El caso más emblemático fue el de Shatarka Nuby, de 31 años, quien murió a causa de los tratamiento que se realizó con la falsa doctora. La víctima recibió de Morris 10 inyecciones entre los años 2007 y 2010. un servicio que le había costado 2000 dólares. Pese al dolor de la familia, la condenada se defendió argumentando que jamás le haría daño porque eran amigas. "Una masiva migración sistémica de silicona" fue la causa de la muerte, según el informe.

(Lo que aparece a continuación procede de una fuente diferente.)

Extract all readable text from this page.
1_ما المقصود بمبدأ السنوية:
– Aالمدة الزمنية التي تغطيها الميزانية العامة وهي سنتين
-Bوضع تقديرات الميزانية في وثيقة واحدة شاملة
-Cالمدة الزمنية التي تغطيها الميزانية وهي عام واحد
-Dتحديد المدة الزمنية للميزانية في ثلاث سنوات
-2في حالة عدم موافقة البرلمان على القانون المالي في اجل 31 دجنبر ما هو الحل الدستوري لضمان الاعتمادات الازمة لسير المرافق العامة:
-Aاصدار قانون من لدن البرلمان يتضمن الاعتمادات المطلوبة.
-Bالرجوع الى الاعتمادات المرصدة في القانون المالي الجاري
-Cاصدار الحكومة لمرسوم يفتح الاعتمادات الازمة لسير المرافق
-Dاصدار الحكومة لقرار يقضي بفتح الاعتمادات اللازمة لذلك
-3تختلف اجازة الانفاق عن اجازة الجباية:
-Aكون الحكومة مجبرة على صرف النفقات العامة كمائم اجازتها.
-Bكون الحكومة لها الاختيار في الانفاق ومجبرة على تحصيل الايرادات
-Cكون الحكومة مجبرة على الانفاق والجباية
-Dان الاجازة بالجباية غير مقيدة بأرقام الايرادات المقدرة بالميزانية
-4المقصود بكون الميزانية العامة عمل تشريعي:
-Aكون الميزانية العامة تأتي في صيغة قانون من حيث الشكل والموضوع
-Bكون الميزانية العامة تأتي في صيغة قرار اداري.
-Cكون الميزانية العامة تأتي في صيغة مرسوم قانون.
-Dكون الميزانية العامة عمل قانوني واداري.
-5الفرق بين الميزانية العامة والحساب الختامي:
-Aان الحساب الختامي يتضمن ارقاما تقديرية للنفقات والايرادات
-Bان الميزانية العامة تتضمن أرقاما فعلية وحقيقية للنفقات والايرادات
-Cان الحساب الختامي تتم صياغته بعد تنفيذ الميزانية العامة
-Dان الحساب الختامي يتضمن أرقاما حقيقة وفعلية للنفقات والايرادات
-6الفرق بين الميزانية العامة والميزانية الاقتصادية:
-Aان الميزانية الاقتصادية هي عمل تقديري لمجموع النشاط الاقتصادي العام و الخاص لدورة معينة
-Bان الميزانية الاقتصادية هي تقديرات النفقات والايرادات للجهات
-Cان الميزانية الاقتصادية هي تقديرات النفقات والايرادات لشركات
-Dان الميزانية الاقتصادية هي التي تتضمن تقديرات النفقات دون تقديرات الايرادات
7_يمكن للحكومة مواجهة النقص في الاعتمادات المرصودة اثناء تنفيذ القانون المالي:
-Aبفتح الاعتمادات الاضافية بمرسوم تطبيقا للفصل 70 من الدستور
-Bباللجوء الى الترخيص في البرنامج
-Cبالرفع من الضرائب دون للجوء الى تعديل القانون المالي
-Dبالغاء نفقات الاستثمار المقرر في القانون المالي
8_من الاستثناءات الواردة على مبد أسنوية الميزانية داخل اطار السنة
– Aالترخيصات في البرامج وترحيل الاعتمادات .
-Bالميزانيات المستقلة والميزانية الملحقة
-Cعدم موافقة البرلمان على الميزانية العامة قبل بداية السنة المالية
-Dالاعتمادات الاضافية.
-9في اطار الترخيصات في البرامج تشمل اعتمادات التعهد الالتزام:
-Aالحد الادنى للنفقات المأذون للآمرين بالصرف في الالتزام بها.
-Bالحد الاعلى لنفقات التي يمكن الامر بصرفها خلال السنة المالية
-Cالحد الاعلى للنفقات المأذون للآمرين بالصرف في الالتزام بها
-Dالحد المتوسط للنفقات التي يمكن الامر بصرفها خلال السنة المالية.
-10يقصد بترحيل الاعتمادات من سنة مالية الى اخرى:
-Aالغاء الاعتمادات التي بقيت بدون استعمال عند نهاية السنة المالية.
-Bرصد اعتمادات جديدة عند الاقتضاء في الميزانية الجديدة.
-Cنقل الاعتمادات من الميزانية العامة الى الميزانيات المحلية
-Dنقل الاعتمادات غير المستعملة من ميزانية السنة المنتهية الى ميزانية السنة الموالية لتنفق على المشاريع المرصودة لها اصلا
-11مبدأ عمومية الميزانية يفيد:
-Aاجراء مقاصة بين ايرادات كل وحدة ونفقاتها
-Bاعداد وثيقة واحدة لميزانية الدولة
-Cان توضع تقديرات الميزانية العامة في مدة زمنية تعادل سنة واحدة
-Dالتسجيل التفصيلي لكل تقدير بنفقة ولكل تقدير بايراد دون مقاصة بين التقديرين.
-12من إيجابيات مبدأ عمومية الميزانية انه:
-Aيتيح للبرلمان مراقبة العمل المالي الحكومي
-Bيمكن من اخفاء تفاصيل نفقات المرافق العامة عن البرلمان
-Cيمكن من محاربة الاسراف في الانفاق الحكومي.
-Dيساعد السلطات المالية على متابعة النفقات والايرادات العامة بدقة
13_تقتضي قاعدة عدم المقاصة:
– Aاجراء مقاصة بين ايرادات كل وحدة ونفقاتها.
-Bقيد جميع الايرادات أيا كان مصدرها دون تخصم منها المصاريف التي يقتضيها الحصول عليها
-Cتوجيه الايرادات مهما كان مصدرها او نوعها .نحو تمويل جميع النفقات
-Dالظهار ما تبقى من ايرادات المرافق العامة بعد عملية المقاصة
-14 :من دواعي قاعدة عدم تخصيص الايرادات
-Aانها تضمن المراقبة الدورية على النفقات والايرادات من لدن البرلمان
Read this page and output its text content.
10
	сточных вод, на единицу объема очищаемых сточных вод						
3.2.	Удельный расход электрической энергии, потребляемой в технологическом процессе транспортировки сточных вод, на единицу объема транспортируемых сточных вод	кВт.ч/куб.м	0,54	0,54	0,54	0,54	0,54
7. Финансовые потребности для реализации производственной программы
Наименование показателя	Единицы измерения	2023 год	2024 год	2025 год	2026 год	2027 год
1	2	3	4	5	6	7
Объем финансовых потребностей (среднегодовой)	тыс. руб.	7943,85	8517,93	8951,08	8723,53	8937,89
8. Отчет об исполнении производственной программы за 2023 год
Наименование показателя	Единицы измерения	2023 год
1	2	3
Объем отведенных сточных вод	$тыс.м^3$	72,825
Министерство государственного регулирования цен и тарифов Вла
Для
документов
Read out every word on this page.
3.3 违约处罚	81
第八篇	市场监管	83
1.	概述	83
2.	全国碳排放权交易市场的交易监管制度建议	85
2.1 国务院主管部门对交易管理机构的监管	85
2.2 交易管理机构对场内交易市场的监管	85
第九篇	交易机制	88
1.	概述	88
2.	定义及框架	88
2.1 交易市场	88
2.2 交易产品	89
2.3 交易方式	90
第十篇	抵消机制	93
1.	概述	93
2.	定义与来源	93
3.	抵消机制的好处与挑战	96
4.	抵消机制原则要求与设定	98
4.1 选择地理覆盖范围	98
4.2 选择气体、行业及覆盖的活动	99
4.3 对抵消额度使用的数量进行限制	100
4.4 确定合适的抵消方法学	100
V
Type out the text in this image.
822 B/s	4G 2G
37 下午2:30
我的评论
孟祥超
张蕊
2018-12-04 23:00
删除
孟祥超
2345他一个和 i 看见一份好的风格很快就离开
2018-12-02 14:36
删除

En el último juicio, se comprobó que Morris les inyectó a varios pacientes una combinación de combinación de cemento, pegamento, silicona y aceite mineral. Es más, también utilizaba la receta en su propio cuerpo, que se puede apreciar muy dañado producto de estas prácticas.

cirugía con cemento

Otras supuestas víctimas acudieron al juicio para asistir a su sentencia. La familia de la fallecida quería que fuese condenada a cadena perpetua. Una de las tres hijas huérfanas testificó que había visto una de las sesiones. Recordaba que Ron Morris tenía con ella un maletín negro con una jeringuilla y cinta adhesiva. Envolvió el trasero de su madre con cinta y le puso una inyección. El abogado de la sentenciada sostuvo que se trata de una condena injusta porque, según él, los pacientes sabían que ella no tenía licencia. Las víctimas afirman que La Duquesa, como era conocida Ron Morris entre su clientela, les garantizaba que usaría una silicona de máxima calidad.